Personal financial plan – Analyzing your debt

Author: Steven posted in Personal finance tagged with financial plan

The personal balance sheet and personal income statement provide very valuable information but it is through the use of financial ratios that you can actually interpret the numbers and take corrective actions where necessary. Just as Benjamin Franklin once said “If you fail to plan, you are planning to fail” so let’s move on with our series of articles on how to develop a personal financial plan.
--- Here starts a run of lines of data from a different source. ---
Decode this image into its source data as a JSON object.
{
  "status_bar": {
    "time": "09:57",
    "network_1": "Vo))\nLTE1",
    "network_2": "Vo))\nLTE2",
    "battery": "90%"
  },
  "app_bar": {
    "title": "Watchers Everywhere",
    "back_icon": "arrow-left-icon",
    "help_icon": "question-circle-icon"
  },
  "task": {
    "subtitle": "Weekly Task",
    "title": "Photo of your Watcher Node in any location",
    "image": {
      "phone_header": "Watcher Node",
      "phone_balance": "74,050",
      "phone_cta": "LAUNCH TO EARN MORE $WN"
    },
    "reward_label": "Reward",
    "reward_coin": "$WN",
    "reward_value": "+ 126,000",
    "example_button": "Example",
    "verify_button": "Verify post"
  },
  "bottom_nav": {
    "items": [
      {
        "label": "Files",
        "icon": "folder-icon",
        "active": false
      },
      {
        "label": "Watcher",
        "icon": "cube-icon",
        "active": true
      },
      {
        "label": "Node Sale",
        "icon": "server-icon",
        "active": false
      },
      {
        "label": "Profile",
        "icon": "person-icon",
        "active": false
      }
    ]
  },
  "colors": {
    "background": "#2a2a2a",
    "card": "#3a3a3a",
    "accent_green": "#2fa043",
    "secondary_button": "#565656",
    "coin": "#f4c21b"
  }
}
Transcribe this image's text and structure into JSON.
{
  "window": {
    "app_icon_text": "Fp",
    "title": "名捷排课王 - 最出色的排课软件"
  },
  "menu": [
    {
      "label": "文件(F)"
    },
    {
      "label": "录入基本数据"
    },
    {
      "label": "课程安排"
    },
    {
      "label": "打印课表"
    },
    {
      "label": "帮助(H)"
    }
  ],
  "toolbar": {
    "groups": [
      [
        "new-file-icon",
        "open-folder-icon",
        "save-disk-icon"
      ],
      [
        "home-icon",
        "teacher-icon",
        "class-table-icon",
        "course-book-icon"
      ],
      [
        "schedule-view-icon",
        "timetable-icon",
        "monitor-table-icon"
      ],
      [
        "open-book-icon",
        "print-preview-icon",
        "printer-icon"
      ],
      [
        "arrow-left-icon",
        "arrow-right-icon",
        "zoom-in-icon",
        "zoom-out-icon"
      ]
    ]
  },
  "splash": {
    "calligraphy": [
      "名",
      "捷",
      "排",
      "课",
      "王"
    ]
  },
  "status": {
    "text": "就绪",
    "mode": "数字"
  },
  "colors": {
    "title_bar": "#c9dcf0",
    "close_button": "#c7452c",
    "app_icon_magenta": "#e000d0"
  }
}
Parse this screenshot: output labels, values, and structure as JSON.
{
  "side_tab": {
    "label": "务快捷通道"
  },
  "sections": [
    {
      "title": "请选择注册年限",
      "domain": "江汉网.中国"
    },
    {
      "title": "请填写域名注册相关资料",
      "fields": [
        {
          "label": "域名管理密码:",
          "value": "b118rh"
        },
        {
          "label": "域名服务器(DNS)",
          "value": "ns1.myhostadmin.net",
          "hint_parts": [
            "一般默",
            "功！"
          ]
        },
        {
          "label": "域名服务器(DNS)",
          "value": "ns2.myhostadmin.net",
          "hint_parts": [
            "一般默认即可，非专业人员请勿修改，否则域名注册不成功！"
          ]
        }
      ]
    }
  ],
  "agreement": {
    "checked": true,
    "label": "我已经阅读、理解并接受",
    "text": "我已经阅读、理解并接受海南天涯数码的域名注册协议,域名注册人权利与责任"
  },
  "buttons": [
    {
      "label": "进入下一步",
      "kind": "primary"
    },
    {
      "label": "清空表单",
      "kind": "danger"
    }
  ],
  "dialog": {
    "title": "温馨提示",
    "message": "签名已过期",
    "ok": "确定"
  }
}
In last week’s article we described how to use liquidity ratios in order to determine if you have enough cash to cover an unexpected expense. In this week’s article we will cover the debt ratio and the long-term debt coverage ratio which will give you an indication if you will be able to meet your debt obligations.

Using the debt ratio

The debt ratio helps you determine how much of what you own is financed through debt. It is calculated by dividing your total liabilities by your total assets. You can find these numbers by referring to your personal balance sheet which is a snapshot of your financial health at a given point in time.

Debt ratio = total liabilities (or total debt) / total assets

For example, if as of January 15th 2015 your total liabilities are $100k and your total assets are $250k, your debt ratio would be 0.40. This means that 40% of what you own is managed by borrowing money. The trend of this ratio should be decreasing as your age increases.

Using the long-term debt coverage ratio

The long-term debt coverage ratio determines the amount of times you can cover your debt payments with your current income. It is calculated by dividing your total living income (take-home pay) by your long-term debt obligations. You can find this information by referring to your personal income statement which helps you track both how much you earn (income) and your spending pattern (expenditures) over a given period of time

Long-term debt coverage ratio: Total living income (take-home pay) / total long-term debt obligations

For example, if for year 2014 you had a total living income of $40k and your total long-term debt was $18k, it would result in a ratio of 2.2. In order to manage your debt “comfortably”, your long-term debt coverage ratio should be above 2.5.

If you would like to know what percentage of your living income goes to pay to your long-term debt, simply take the inverse of the long-term debt coverage ratio, thus total long-term debt / total living income.